Вова взглянул на часы. Кого это черти принесли в три часа ночи? Вова не был героем, но службу знал. Он достал из кобуры пистолет Макарова и снял с предохранителя. Затем поднялся по лестнице, ведущей к внешней двери, и спросил с угрозой:
– Чего надо?
– Откройте, я вам книжки привез!
Вова не засомневался.
– Утром приходите. После девяти.
– Мужик, я шофер-экспедитор из фирмы «Омега». Мне нужно срочно разгрузиться. Тебе что, не сказали?
– Никто ничего не говорил, – ответил Вова. – Ступай, не открою, бляха-муха!
В дверь стали дубасить.
– Говорят тебе, книжки привез! – не унимался ночной гость.
– Кончай, – крикнул Вова. – Милицию вызову!
– Во-во, вызывай, – отозвались за стенкой. – Милиции хоть откроешь. А у меня все в порядке. Разгружусь и уеду.
Вова призадумался. Может, вправду книги? Он спрятал пистолет в кобуру.
– Погоди, выясню!
После некоторых колебаний снял трубку и набрал номер хозяина склада. Хозяин сразу понял, в чем дело, через мгновение голос его стал ясным, будто человека и не поднимали с постели среди ночи.
– Наше упущение, – сообщил хозяин. – Вылетело из головы. И грузчика хотел на ночь оставить – забыл. Ты вот что, Володя. Открой ему. И прими товар, я тебя прошу. Я заплачу за работу. Сделаешь?
– Да как же, – замялся Вова. – Я же в форме. И при оружии.
– Да уж сообрази, Володя. Я тебя прошу, сообрази.
Положив трубку, Вова отпер дверь. Крытый брезентом «Газон» был полон.
– Давай накладную, – сказал Вова. – Буду принимать.
Накладная была на учебник Н. Вигасина «История древнего мира». Количество – десять тысяч штук. Десять тысяч!
– Правда, что ли – столько? – усомнился Вова.
– Точно, – подтвердил шофер-экспедитор, – семьсот четырнадцать пачек и четыре штуки россыпью. Россыпь упакована. Я подъезжаю к люку.

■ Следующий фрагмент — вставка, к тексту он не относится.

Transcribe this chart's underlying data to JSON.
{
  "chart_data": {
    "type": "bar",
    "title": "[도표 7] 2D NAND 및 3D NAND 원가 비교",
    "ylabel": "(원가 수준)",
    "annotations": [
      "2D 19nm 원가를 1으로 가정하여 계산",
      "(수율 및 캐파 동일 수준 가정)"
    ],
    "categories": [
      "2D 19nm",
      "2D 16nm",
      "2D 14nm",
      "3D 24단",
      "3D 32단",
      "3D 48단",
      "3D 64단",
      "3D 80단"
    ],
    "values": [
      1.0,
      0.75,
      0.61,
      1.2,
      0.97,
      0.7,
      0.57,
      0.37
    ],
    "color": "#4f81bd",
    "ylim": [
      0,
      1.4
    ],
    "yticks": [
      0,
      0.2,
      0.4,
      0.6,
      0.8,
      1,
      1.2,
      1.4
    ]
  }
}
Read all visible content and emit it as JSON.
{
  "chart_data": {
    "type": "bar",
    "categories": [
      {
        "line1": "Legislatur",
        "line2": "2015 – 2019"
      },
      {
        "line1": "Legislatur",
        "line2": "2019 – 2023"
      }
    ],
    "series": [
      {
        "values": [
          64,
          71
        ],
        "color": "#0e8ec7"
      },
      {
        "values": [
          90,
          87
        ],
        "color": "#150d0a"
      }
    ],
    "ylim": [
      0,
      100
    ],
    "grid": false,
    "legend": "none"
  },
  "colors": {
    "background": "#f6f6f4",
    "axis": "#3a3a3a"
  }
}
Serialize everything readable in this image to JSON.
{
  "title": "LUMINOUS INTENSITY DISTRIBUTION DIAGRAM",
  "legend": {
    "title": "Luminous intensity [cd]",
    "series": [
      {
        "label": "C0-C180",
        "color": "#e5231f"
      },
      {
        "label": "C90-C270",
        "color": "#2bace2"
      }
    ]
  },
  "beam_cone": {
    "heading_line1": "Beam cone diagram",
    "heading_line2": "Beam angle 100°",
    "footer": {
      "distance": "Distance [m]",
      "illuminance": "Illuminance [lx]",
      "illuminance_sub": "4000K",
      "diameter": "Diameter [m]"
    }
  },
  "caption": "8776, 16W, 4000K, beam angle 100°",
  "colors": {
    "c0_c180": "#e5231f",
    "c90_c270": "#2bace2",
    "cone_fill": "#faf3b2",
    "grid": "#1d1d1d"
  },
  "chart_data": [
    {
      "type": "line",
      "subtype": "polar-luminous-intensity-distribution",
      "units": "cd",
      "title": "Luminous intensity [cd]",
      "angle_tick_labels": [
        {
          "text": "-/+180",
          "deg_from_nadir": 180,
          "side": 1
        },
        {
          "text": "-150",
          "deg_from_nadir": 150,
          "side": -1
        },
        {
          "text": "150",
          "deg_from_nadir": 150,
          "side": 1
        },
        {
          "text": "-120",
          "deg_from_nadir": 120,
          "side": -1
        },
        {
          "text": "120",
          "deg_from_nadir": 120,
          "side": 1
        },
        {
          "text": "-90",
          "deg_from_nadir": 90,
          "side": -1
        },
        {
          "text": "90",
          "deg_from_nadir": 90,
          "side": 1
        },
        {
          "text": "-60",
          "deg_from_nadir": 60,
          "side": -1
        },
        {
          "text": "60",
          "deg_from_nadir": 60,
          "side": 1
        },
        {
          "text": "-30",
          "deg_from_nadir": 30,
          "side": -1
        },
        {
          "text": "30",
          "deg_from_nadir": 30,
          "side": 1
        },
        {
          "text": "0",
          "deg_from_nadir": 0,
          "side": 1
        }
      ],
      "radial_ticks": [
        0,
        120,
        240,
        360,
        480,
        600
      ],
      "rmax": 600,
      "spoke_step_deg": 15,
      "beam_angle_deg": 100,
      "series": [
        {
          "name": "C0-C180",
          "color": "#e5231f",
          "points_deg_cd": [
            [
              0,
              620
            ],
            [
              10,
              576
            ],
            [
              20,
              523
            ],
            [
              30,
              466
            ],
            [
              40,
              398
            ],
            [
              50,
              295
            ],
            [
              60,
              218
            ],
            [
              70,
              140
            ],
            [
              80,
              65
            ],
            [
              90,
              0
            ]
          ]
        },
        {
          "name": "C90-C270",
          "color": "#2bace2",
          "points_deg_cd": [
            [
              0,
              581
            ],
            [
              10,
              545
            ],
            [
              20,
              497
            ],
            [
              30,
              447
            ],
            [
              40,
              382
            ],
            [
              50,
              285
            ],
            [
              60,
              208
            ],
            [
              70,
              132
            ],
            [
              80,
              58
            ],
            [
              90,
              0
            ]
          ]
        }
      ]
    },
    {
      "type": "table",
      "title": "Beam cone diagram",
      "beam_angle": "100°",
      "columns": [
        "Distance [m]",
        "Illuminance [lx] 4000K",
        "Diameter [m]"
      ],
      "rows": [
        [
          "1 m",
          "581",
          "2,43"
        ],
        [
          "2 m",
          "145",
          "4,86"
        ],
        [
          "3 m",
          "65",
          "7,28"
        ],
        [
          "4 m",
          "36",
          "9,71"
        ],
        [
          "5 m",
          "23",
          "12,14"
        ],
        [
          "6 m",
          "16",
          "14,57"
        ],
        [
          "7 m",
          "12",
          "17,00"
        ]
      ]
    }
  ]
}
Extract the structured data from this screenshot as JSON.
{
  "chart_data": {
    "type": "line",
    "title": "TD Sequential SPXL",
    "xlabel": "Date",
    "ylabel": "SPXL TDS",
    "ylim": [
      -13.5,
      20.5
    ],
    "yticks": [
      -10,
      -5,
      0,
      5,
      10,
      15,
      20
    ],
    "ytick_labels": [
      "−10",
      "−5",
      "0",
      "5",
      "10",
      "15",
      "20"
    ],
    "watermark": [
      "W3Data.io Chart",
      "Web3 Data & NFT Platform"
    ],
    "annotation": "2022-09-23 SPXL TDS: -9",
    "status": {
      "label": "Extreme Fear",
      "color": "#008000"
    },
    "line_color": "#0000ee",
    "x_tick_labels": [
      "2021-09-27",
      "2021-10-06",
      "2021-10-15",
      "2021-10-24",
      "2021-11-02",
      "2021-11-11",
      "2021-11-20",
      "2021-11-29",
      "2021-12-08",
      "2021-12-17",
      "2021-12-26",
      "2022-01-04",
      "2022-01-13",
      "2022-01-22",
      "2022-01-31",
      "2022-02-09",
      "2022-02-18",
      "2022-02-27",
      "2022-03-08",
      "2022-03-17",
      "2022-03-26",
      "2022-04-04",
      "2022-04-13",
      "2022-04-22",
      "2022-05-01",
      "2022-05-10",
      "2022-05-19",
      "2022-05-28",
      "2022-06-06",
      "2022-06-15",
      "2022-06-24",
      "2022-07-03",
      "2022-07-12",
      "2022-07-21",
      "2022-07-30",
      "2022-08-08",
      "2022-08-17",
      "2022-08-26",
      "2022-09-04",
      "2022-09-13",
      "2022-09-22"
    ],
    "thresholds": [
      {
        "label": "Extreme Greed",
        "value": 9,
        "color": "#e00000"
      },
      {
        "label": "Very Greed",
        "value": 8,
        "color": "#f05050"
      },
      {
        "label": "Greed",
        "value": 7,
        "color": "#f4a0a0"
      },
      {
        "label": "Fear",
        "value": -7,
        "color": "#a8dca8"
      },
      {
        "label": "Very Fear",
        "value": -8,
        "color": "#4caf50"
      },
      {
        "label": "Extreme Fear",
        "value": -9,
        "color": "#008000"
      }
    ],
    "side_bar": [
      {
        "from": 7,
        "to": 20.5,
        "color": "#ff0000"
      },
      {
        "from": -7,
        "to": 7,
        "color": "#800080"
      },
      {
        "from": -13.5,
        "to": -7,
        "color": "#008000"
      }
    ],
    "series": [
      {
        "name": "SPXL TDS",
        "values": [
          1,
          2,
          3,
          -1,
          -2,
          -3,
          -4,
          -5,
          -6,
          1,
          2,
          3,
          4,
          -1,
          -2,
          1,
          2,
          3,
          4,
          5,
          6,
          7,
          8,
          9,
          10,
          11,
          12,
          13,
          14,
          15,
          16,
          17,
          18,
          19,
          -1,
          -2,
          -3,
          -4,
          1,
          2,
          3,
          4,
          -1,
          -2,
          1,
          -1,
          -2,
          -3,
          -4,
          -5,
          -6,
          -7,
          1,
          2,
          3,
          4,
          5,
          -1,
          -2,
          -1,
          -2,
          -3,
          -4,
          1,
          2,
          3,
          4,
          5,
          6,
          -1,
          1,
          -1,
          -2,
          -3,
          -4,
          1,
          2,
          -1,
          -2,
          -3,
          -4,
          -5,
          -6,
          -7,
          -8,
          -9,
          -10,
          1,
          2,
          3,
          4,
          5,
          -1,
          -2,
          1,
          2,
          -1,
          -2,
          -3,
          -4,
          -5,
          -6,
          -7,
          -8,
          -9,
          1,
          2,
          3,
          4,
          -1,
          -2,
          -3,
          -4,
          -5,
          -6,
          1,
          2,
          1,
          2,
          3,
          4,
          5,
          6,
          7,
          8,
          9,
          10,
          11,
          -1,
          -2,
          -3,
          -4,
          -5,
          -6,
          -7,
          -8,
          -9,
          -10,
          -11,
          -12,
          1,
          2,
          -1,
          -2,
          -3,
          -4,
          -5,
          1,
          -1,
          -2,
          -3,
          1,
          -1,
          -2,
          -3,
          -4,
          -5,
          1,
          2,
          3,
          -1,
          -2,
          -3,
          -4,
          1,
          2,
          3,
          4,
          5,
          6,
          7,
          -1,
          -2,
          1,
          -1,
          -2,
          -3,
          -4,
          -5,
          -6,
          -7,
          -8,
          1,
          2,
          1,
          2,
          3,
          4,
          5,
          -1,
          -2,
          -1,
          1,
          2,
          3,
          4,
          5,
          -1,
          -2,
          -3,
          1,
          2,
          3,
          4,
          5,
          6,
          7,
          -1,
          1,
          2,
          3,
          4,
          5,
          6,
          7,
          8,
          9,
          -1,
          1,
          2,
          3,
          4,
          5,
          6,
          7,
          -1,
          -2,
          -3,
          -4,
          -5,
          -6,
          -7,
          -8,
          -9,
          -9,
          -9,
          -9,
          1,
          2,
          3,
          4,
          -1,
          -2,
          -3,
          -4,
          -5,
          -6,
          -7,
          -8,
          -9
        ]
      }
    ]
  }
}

Люк находился низко, на самой земле. Потому при разгрузке между кузовом и люком должен был стоять человек. Шофер-экспедитор сначала стаскивал пачки к заднему борту, потом спрыгивал на землю и кидал их Вове. А Вова ловил и укладывал пачки штабелями, как это делают грузчики. Ни элеватора, ни даже лотка на складе пока еще не было, поэтому приходилось работать так элементарно. Вова разделся до пояса, и его жирные плечи и необъятный живот скоро обильно повлажнели. Несмотря на тучность, Вова был человеком проворным. Он безошибочно ловил летящие в люк пачки и складывал их, легко управляя грузным телом. Сердце у Вовы работало отменно, одышки не было. Потом, когда они умылись (хорошо, в подвале имелся кран над крохотной чугунной раковиной), Вова спросил:
– Зачем так много одной «Истории»?
– Не понимаешь? – засмеялся шофер-экспедитор. – Это же левак. Левый тираж.
Вова расписался в накладной, и они расстались. До начала рабочего дня оставалось часа два. Вова попил кофе из термоса, съел бутерброд и задумался. Что получается: В. Блинов, сотрудник милиции, принял семьсот пятнадцать пачек, в чем и расписался, плюс десять штук россыпью. Нет, конечно, нечего и думать, что хозяин склада – какой-нибудь авантюрист, там, или жулик, спрячет куда-нибудь пачки и скажет: «Знать ничего не знаю». Нет, конечно. Но тот же Герберт Н. Кэссон учит: «Будь осмотрителен!» И Вова решил быть осмотрительным. Он нашел на столе блок накладных и обрывки копирки и выписал в двух экземплярах накладную на десять тысяч учебников Н. Вигасина «История Древнего мира». В графе «от кого» он поставил свою фамилию, а в графе «кому» – фамилию хозяина склада. И когда хозяин явился на склад, протянул ему накладные, бормоча какие-то объяснительные слова: «Для порядка… чтобы никто никому… чисто формально» и так далее.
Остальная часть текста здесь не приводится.